Amalia sat on one side of her mother’s bed, Herr Duft on the other. His eyes were filled with tears, but he wiped them away, rising from his chair as I entered. He came to me quickly and tousled my hair. Afterward, his hand remained on my head as if he had forgotten he had placed it there. We stood like this for a minute while he stared glassy-eyed at the door behind me. Amalia sat in her chair and did not look at me either.

“We failed, Moses,” Duft finally said. “We tried, but we failed. We did not get enough chances, that’s the problem. It’s unfair, the way it is. Disease getting all the chances it wants, and we getting so few. If it were the other way around we would stumble on the solution one way or another. However, I do thank you for trying. A noble job you have done.”

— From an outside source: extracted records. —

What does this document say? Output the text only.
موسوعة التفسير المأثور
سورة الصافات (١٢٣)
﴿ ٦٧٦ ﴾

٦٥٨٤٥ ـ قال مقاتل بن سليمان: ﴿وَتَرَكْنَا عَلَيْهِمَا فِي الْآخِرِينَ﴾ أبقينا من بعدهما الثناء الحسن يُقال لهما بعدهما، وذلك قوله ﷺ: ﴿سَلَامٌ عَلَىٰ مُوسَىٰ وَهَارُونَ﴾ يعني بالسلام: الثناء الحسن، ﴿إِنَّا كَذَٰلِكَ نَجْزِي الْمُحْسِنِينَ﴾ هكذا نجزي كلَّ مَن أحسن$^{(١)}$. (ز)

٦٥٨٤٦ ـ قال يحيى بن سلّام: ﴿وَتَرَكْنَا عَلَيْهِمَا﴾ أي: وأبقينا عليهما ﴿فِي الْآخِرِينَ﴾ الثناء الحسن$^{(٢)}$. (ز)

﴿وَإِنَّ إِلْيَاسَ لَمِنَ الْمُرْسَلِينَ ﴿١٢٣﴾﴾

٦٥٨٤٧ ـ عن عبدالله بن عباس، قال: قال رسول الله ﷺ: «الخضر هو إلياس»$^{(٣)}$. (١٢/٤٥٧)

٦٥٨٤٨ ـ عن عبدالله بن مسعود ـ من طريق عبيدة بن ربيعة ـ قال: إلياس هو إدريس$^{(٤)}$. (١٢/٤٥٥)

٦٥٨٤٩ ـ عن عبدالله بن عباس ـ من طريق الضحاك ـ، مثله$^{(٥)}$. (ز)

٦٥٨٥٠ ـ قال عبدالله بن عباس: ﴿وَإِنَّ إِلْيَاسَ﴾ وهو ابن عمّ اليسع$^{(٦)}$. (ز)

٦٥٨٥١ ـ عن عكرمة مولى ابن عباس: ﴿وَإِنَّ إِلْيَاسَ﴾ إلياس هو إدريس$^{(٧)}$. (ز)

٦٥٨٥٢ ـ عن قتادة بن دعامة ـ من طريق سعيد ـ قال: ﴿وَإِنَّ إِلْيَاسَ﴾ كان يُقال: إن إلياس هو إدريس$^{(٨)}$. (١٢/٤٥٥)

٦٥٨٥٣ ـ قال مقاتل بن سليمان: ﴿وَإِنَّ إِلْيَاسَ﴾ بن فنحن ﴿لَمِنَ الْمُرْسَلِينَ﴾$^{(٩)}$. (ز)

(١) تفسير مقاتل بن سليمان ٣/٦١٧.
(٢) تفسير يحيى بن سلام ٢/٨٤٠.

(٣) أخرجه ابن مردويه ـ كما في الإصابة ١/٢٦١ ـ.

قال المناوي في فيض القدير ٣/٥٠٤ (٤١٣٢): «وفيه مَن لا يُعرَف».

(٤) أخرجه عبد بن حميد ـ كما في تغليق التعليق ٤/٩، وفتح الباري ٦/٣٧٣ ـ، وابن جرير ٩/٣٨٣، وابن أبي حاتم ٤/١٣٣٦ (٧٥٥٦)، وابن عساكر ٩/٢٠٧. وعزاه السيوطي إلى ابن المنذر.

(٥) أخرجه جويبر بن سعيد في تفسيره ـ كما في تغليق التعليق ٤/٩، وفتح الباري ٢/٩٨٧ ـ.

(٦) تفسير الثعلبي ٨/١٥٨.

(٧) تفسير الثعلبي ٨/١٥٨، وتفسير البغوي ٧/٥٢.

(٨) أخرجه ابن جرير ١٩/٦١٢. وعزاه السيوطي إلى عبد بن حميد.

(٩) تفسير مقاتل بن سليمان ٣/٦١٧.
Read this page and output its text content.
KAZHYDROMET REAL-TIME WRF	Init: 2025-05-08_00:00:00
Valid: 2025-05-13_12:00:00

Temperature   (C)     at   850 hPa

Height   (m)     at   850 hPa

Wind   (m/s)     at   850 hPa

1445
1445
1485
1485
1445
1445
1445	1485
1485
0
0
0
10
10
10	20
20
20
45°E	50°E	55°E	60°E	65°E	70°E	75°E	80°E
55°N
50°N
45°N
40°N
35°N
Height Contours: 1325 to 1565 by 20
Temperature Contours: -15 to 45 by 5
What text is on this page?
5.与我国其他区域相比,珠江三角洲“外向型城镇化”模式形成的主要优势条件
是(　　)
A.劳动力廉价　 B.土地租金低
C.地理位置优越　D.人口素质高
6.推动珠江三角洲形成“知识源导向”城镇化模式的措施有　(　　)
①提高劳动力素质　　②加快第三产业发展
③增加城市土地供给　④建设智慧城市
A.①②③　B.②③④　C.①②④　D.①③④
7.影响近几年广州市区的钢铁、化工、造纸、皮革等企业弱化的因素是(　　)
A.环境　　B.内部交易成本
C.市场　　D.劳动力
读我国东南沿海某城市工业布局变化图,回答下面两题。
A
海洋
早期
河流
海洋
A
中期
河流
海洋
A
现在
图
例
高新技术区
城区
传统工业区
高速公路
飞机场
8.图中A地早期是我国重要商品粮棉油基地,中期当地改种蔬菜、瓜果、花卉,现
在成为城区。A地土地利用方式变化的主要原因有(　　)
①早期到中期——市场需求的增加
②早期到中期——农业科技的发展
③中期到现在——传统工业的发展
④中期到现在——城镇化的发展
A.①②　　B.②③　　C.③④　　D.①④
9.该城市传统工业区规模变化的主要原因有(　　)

Amalia looked at her mother’s unmoving form in the bed. The sick woman’s breath could not even make the coverlet rise and fall.

Duft continued. “Earlier she asked for you, but that is over now. The doctor says there is no more use for hope. We brought you here for nothing. You may—” His words were suddenly choked off. He covered his mouth, and I saw that his discharging of me was the flag of his surrender, perhaps the first time in seven years when hope had not inflated him to futile action.

I listened to Frau Duft’s breaths: quiet and short. Then I looked at my friend again. My vibrant Amalia looked hollow and fragile, and I realized that when this woman was finally gone, the girl’s loneliness would be complete. She would have no one left to hold her hand and stroke her hair, nor would she have a friend with whom to boast and dream, for my position at Haus Duft would expire along with her mother.